1. Field of the Invention
The present invention relates generally to magnets and in particular to an improved magnetic decoupler for use with antitheft devices, in which the magnetic decoupler comprises a plurality of magnets arranged with their magnetic orientations orthogonal to each other.
2. Description of the Related Art
With reference to FIGS. 3 and 4, a known antitheft device used, for example, in retail sales stores that sell such goods as clothing or dry goods comprises a security tag, or simply, tag, usually having the shape of a disk or other generally planar shaped object. The tag contains a proprietary material that sets off an alarm, for example, if the goods are removed from the store without first detaching the tag. The tag is commonly attached to the goods by means of a tapered pin. The pin is inserted through the goods and into one side of the tag. The length of the pin is generally greater than the thickness of the tag. The side of the tag opposite that into which the pin is inserted is provided at its center with a nipple in which the pin is accommodated, so that the full length of the pin can be inserted into the tag. The pin may have one or more circumferential grooves. The nipple contains a mechanism for gripping the pin, or engaging a groove in the pin, which mechanism is constructed so that the pin can be easily inserted into the nipple, but once inserted, cannot be withdrawn until the gripping mechanism is made to disengage the pin, or more particularly, a groove in the pin. As a result, unauthorized removal of the tag from an article by, for example, a thief, cannot be readily accomplished.

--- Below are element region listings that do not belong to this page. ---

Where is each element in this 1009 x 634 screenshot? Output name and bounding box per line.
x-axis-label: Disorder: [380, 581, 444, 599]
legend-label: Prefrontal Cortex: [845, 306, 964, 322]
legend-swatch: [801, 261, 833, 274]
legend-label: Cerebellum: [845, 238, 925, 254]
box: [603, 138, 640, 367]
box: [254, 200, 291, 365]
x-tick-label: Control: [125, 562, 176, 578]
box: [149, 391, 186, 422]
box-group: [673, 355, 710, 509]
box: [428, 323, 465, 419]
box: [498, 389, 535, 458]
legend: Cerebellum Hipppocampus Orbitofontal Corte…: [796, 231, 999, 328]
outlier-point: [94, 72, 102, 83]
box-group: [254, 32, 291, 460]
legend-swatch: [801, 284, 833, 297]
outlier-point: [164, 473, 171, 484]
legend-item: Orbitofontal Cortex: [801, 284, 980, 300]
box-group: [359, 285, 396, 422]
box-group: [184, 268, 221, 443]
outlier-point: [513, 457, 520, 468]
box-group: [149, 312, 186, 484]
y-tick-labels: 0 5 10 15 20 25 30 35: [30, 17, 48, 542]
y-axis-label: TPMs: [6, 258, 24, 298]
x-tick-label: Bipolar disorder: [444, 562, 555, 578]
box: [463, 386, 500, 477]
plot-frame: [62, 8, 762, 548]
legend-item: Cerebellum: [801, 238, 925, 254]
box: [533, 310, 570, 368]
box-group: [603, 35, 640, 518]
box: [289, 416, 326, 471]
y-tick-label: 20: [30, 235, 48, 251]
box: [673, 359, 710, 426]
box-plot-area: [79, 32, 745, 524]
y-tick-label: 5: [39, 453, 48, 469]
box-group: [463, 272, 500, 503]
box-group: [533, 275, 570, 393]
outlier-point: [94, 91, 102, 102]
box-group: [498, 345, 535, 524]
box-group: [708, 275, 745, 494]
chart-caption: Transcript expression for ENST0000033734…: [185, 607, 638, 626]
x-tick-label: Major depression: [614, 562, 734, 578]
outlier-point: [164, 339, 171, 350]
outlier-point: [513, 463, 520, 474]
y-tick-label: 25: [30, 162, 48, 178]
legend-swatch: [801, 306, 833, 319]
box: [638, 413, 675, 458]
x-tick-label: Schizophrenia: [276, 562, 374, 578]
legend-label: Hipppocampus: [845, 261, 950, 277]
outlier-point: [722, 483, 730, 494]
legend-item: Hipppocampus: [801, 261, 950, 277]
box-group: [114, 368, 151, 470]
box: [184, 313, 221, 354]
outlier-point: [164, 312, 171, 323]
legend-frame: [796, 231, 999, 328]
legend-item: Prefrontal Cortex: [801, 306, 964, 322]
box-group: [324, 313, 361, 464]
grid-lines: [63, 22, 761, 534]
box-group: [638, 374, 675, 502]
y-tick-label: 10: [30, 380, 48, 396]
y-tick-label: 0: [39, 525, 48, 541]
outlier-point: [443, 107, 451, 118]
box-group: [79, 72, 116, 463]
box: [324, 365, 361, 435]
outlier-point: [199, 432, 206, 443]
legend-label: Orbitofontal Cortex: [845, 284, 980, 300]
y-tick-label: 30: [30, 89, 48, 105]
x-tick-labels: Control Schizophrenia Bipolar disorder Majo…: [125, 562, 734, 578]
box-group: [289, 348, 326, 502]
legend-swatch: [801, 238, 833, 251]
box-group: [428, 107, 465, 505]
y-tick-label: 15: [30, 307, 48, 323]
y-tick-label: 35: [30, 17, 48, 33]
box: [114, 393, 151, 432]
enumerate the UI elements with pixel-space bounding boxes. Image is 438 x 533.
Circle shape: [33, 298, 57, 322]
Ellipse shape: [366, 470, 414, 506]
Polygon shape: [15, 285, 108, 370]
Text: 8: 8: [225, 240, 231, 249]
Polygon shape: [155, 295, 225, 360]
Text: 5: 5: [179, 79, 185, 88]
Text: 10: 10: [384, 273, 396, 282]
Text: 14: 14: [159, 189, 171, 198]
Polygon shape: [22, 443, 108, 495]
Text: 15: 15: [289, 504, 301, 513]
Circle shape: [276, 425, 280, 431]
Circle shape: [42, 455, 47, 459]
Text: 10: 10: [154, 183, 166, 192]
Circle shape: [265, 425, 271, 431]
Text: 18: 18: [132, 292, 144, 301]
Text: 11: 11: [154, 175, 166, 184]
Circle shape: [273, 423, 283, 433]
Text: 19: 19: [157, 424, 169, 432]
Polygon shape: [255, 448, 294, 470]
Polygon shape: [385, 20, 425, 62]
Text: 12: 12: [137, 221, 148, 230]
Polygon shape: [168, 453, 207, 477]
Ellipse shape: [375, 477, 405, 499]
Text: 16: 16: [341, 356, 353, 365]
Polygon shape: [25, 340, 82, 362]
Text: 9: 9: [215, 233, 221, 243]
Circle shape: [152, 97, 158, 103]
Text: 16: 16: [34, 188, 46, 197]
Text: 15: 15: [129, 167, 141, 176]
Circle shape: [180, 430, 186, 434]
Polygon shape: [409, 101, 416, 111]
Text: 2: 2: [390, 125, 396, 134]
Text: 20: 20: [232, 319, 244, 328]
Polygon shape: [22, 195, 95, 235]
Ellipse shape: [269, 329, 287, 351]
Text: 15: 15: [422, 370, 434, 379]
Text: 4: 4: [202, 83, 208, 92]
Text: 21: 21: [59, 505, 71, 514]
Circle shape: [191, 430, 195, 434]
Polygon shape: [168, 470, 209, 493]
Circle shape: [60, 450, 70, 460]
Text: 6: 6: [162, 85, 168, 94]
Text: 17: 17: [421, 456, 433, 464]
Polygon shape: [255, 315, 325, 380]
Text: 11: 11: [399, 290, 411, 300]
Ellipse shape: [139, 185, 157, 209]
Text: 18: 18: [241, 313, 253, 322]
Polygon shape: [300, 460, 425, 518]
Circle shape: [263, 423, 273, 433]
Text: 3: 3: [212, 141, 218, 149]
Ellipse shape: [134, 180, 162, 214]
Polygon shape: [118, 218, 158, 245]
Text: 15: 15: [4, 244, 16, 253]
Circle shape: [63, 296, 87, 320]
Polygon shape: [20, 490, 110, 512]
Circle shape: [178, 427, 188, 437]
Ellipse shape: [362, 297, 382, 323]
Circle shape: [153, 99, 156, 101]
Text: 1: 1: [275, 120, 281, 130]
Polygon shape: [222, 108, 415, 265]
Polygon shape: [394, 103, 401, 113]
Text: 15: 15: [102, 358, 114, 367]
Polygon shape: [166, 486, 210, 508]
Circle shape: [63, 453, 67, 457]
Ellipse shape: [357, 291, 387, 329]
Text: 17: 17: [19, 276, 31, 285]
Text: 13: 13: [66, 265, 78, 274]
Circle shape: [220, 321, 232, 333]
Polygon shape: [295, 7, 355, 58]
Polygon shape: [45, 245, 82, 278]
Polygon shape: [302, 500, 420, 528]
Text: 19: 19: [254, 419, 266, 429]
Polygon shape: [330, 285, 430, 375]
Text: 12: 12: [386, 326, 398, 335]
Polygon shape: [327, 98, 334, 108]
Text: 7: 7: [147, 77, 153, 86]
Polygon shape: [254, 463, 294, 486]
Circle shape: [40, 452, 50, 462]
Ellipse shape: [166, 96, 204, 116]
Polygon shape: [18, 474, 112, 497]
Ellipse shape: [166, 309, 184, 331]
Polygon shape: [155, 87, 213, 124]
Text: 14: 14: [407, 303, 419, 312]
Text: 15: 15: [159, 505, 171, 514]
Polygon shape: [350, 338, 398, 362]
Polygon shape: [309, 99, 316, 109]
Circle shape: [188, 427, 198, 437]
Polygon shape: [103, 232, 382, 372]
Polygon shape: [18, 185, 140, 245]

FIGS. 3 and 4 illustrate the gripping mechanism 34 of a typical antitheft device. Gripping mechanism 34 is located in nipple 38 of disk or wafer 36 and includes both a collar 40, and a core 42. Collar 40 is secured to the interior of the base portion of nipple 38 and has a conical inner surface 44. Core 42 is located within nipple 38 and has an outer conical surface 46 which is urged upward into contact with the inner conical surface 44 of collar 40 by spring 48.
A vertical bore 50 is formed in core 42 and receives the shaft of tapered pin 54 when pin 54 is inserted into nipple 38. A horizontal bore 52 is also formed in core 42 and intersects the vertical bore 50. Two ball bearings 56 and 58 are located in bore 52. When outer surface 46 of core 42 engages the interior surface 44 of collar 40, surface 44 blocks the open ends of bore 52, causing ball bearings 56 and 58 to be wholly contained within bore 52. The size of ball bearings 56 and 58 is sufficiently large to extend into vertical bore 50 and to engage one of the grooves 60 of pin 54 when the pin is located in nipple 38.
Before pin 54 is inserted into nipple 38, core 42 is in the position illustrated in FIG. 3 and ball bearings 56 and 58 extend into bore 50. When pin 54 is first inserted into nipple 38, its tapered front end contacts balls 56 and 58 and urges core 42 downward against the force of spring 48. As core 42 moves downward, ball bearings 56 and 58 are permitted to slide radially outward from the shaft of pin 54 due to the conical shape of the interior surface of collar 40. Core 42 continues moving downward until the distance between ball bearings 56 and 58 is equal to the diameter of the shaft of pin 54. At this point, pin 54 is free to move into nipple 38. As a result of the foregoing, pin 54 is free to slide into nipple 38 at the user's discretion.
Once pin 54 has been placed in nipple 38, it cannot be removed therefrom without the use of a decoupler such as magnetic decoupler 10 of the present invention. If any attempt is made to remove pin 54 from nipple 38, the shaft of pin 54 moves slightly upward until ball bearings 56 and 58 engage any one of the grooves 60 formed by pin 54. Once this has occurred, the ball bearings 56 and 58 are forced into groove 60 by the inner conical surface of collar 40 and prevent the further removal of pin 54. Accordingly, pin 54, and along with it disk 36, cannot be removed from the article by a potential thief.
In order to unlock the disk 36 and permit the removal of pin 54, nipple 38 is inserted into a cavity of a decoupler having magnetic field in the cavity that pulls core 42 downward against the forces of spring 48 until the open ends of bore 52 are no longer blocked by collar 40, as illustrated in FIG. 4. As a result, the ball bearings 56 and 58 are free to move outward from vertical bore 50 in response to an upward tug on pin 54, allowing the pin 54 to be easily removed from the disk 36.
What is needed, then, is an improved magnetic decoupler that provides for removal of the antitheft device by a sales clerk or the like when the article is purchased. The magnetic decoupler should include a cavity into which the nipple is inserted, and a permanent magnet structure of suitable design that provides a strong, highly focused, mostly vertical magnetic field in the cavity. The axial magnetic field gradient within the cavity should force the gripping mechanism in the nipple to disengage from the groove, allowing removal of the pin from the tag.